While Vavilov travels the world proselytising the benefits of blockchain, he has not lost sight of his core mission: mining bitcoin, which he said will continue to be profitable as long as the price of a token holds above US$3,000.

But the industry is not for the faint of heart. With bitcoin down about two-thirds from its December 2017 peak, traditional pricing models are essentially useless.

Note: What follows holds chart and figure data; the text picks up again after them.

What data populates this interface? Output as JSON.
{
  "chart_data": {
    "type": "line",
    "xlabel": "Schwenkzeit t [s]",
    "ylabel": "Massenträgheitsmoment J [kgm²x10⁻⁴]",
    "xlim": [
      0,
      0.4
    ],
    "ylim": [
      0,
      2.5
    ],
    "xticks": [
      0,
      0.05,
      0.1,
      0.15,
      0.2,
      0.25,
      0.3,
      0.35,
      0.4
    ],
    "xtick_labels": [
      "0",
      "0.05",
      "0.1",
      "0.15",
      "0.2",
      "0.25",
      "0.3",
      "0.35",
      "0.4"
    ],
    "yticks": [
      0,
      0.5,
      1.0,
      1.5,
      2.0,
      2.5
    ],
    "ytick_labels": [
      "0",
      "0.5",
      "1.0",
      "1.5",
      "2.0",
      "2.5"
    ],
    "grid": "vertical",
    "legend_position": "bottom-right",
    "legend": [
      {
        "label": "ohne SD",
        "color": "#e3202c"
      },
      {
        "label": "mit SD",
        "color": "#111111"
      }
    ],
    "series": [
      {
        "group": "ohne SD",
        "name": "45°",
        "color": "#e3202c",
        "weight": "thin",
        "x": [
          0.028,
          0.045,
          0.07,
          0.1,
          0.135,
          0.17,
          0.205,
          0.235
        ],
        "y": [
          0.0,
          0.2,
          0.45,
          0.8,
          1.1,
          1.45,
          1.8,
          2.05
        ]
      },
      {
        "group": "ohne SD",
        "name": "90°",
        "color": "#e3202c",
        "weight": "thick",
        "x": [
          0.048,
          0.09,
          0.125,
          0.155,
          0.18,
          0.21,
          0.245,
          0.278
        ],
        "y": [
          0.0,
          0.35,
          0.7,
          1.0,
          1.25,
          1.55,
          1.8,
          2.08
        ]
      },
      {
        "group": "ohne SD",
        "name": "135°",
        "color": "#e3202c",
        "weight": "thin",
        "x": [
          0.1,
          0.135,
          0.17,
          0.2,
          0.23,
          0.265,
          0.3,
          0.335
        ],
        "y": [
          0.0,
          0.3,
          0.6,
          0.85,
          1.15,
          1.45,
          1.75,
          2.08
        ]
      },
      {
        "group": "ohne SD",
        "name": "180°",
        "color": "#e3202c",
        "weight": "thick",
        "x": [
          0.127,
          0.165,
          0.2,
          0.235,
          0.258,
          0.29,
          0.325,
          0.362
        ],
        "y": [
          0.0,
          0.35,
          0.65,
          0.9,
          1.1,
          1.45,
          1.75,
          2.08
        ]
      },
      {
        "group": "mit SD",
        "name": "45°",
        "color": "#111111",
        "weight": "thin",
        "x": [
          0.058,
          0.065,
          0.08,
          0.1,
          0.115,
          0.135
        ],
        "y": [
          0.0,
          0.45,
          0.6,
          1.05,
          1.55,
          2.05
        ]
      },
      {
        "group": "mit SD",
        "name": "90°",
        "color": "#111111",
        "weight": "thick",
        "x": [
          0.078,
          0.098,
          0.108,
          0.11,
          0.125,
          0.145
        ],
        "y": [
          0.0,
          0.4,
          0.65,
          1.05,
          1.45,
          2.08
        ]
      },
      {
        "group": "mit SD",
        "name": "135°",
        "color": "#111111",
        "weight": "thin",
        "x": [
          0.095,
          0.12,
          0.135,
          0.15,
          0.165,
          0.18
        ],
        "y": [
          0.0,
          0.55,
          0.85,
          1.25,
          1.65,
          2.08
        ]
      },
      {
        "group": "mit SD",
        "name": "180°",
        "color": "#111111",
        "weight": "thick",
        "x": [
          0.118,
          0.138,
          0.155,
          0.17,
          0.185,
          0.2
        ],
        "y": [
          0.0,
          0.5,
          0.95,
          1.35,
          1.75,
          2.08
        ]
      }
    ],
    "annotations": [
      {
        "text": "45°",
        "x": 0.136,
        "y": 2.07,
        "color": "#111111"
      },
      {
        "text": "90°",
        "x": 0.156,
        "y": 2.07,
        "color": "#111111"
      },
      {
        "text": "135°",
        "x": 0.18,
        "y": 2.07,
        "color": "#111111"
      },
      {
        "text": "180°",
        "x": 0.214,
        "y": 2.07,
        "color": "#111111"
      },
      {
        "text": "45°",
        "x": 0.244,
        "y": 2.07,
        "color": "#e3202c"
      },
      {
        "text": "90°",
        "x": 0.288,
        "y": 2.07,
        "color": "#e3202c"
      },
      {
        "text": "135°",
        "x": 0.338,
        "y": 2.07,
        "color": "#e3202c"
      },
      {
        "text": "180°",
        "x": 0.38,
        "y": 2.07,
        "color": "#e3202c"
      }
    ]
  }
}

That can be a good thing for blockchain believers who are also nervy investors, according to Sergey Solonin, a Russian fintech entrepreneur who has backed start-ups including Telegram, the encrypted messaging app that raised a record US$1.7 billion in an initial coin offering.

Solonin, who is working with Vavilov on a mining project in Russia and is considering taking part in BitFury’s next funding round, sees bitcoin’s recent plunge as a temporary move that will drive weaker and less efficient businesses out of the market, not unlike what happened in 2015.

“BitFury is highly diversified and invests heavily in infrastructure, education and security,” Solonin said. “It also has a strong team of programmers and quite a lot of interesting solutions involving Bitcoin’s blockchain.”